Meski
mendapatkan bully dari jagad masyarakat di sosial media lantaran
sikapnya yang lamban, akhirnya mahasiswa bergerak juga. Di awali dengan
demonstrasi yang dilakukan Badan Eksekutif Mahasiswa (BEM) Universitas Brawijaya
(Unibraw) di Malang Jawa Timur dan BEM
se-Jawa Barat (16/3/15), akhirnya BEM Universitas Indonesia (UI) mulai bergerak
melakukan unjuk rasa memprotes kebijakan-kebijakan Presiden Jokowi. Mereka
menilai dalam satu tahun ini kondisi
Indonesia semakin memprihatinkan. Di tandai dengan naiknya harga BBM, Tarif
Dasar Lintrik, Pajak yang tinggi, dan hukum yang carut-marut.
Mahasiswa
sebagai ‘kaum elit’ dinilai lamban dalam mengontrol kebijakan pemerintah. Ketika
mendapatkan tekanan dari publik baru mereka bergerak. Rupanya di era gadget
saat ini kontrol publik terhadap kebijakan pemerintah cukup efektif. Namun yang
di sayangkan adalah mengapa yang menjadi sasaran bully justru kaum
mahasiswa?. Akankah ini pertanda bahwa mahasiswa semakin luntur sensitivitasnya?
Dalam
perjalanan sejarah, mahasiswa selalu berada
di garda terdepan yang membawa panji-panji perubahan. Lihatlah mahasiswa-mahasiswa
Hindia Belanda (sekarang Indonesia) di awal abad 20, meski mereka terlahir dari
keluarga berada (Priyayi) dan dididik dengan gaya barat yang kental dengan
muatan kapitalistik, akan tetapi mereka mempunyai semangat yang tinggi
membebaskan masyarakat dari kungkungan kebodohan yang sistemik walaupun harus
kita akui ada juga mahasiswa yang pro status kuo. Bukan hanya bermodal
semangat saja, mereka berdebat tentang konsep Indonesia di masa yang akan
datang.
Mereka
menyadari posisi masyarakat Hindia Belanda ternyata tidak sejajar dengan
bangsa-bangsa lain di dunia. Dengan bekal pengetahuannya, mereka ingin merintis
suatu perubahan. Pada tahun 1908 Boedi Utomo (BU) berdiri sebagai organisasi
pelopor yang memunculkan kesadaran pentingnya persamaan derajat antar bangsa.

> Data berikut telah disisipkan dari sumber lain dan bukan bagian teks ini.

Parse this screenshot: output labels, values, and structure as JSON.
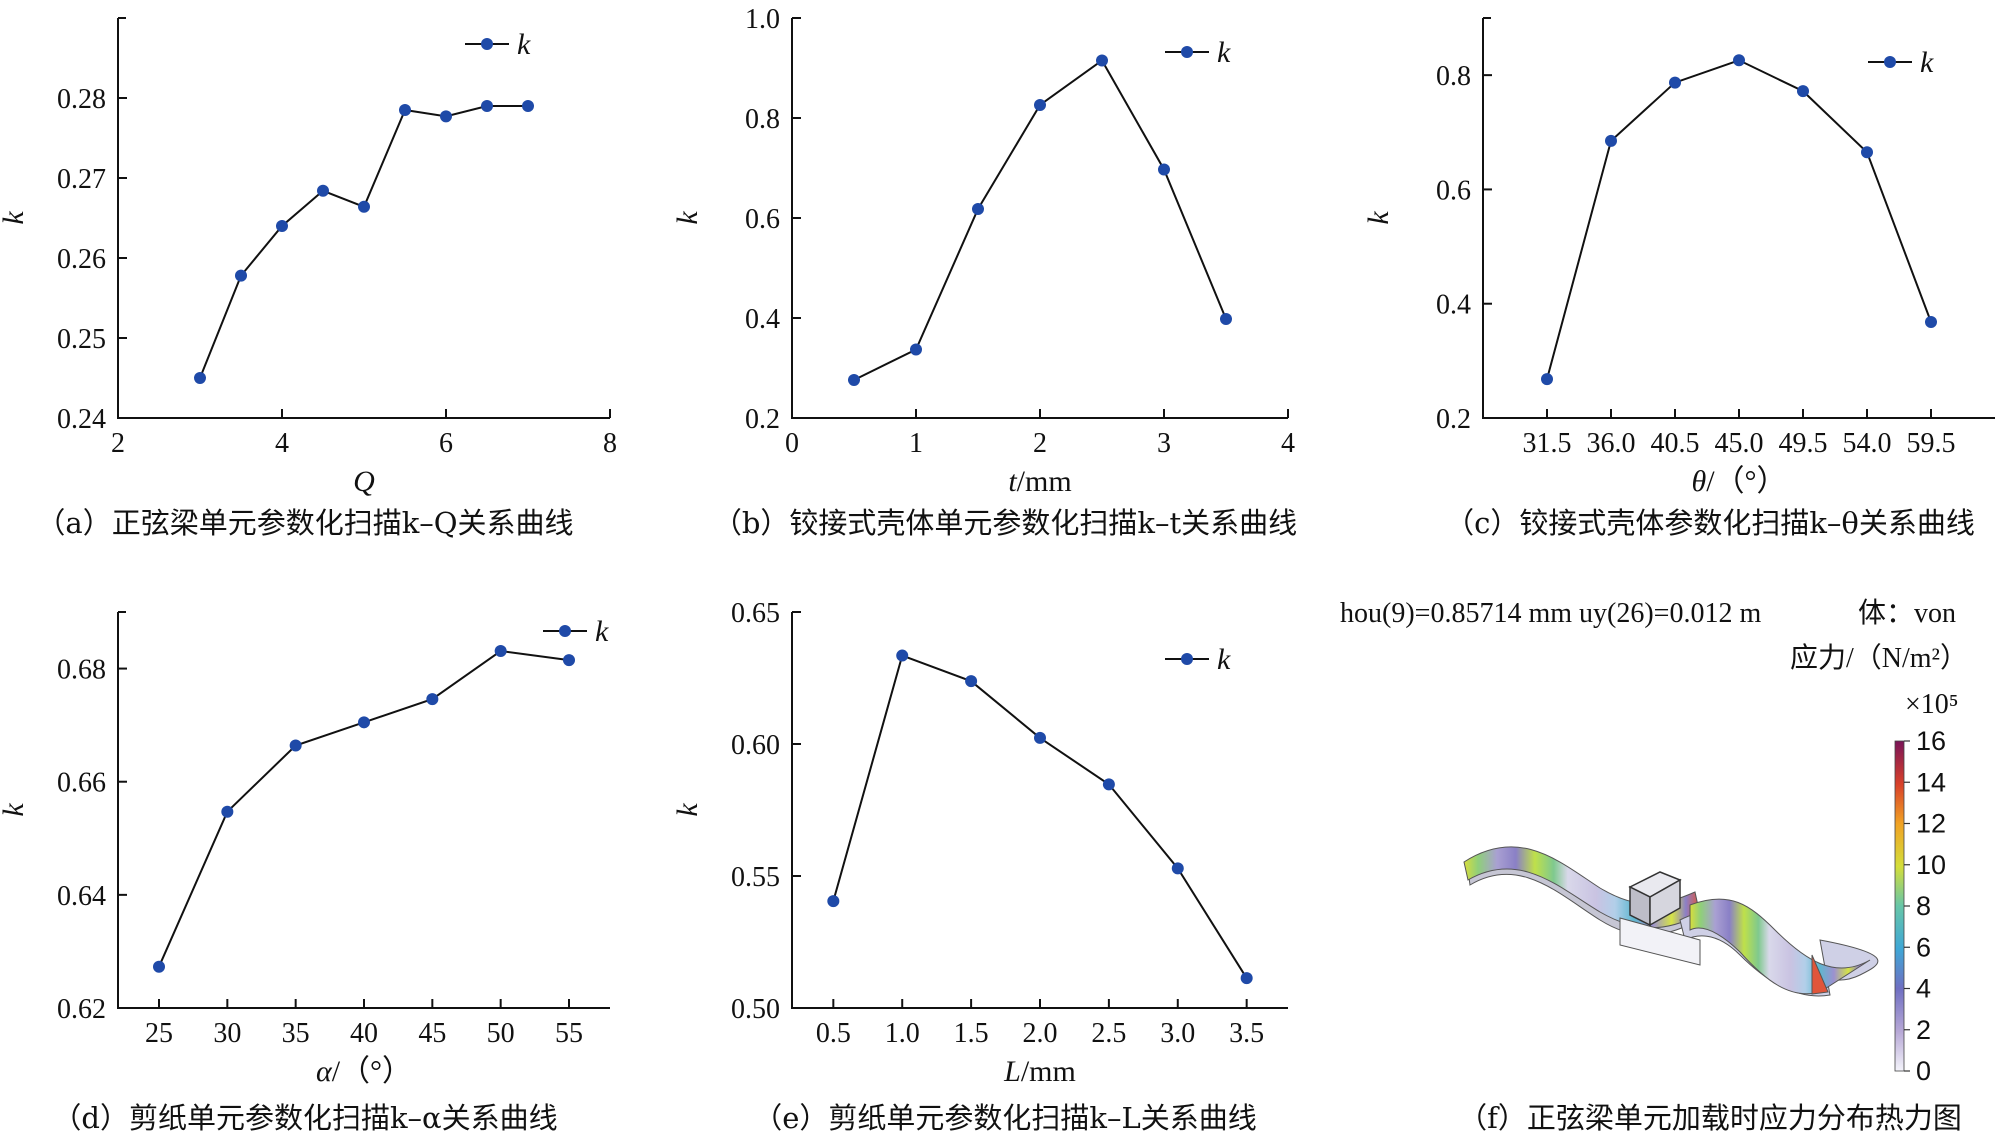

Bung Hatta bahkan mengatakan meskipun gerakannya hanya meliputi Jawa dan Madura
namun BU ibarat lonceng yang mempelopori lahirnya kesadaran nasional. Terlalu
besar arus yang harus mereka lawan sehingga gerakan BU belum menyentuh ranah
politik, hanya menyentuh ranah pendidikan, kesehatan, dan kebudayaan.
Setiap zaman memang memiliki
semangat dan tantangan yang berbeda. Apalagi generasi yang lahir di era cyber
saat ini dibesarkan oleh mimpi-mimpi iklan Mereka terbiasa hidup dan makan
enak, di tambah sistem pendidikan kita yang akhir-akhir ini masih terjebak arus
kapitalistik. Sehingga jika tidak dibenahi bangsa kita akan minus mahasiswa
yang berkualitas. Di sinilah tantangannya apakah sistem pendidikan yang
diberikan kepada mereka selama ini hanya menjadikan mereka sebagai manusia yang
pandai bekerja (alat produksi) ataukah menjadikan mereka sebagai manusia yang kritis?.
Sebagai kaum yang mendapatkan akses pendidikan lebih dari rakyat kebanyakan,
sejatinya merekalah yang memiliki sensitivitas yang tinggi mengawal kebijakan
pemerintah ke depan dengan segala konsep-konsep yang mereka pelajari di kampus.
Mahasiswa bukan hanya sekadar “tukang pukul” yang siap dipakai atau ditunggangi
oleh kepentingan-kepentingan pragmatis kelompok tertentu. Apalagi di era
keterbukaan ini mereka tidak akan kesulitan untuk mendapatkan dukungan civil
society (masyarakat sipil) melalui jejaring sosial media. Mahasiswa adalah
kaum intelektual yang di masa depan menjadi tonggak perubahan dengan bekal konsep
yang matang. Ada sebuah ungkapan: “munculnya gerakan penindasan pada waktu yang
sama akan melahirkan gerakan perlawanan”. Tentunya di masa yang akan datang
akan muncul generasi-generasi baru yang siap bergerak mengantisipasi lahirnya penindasan.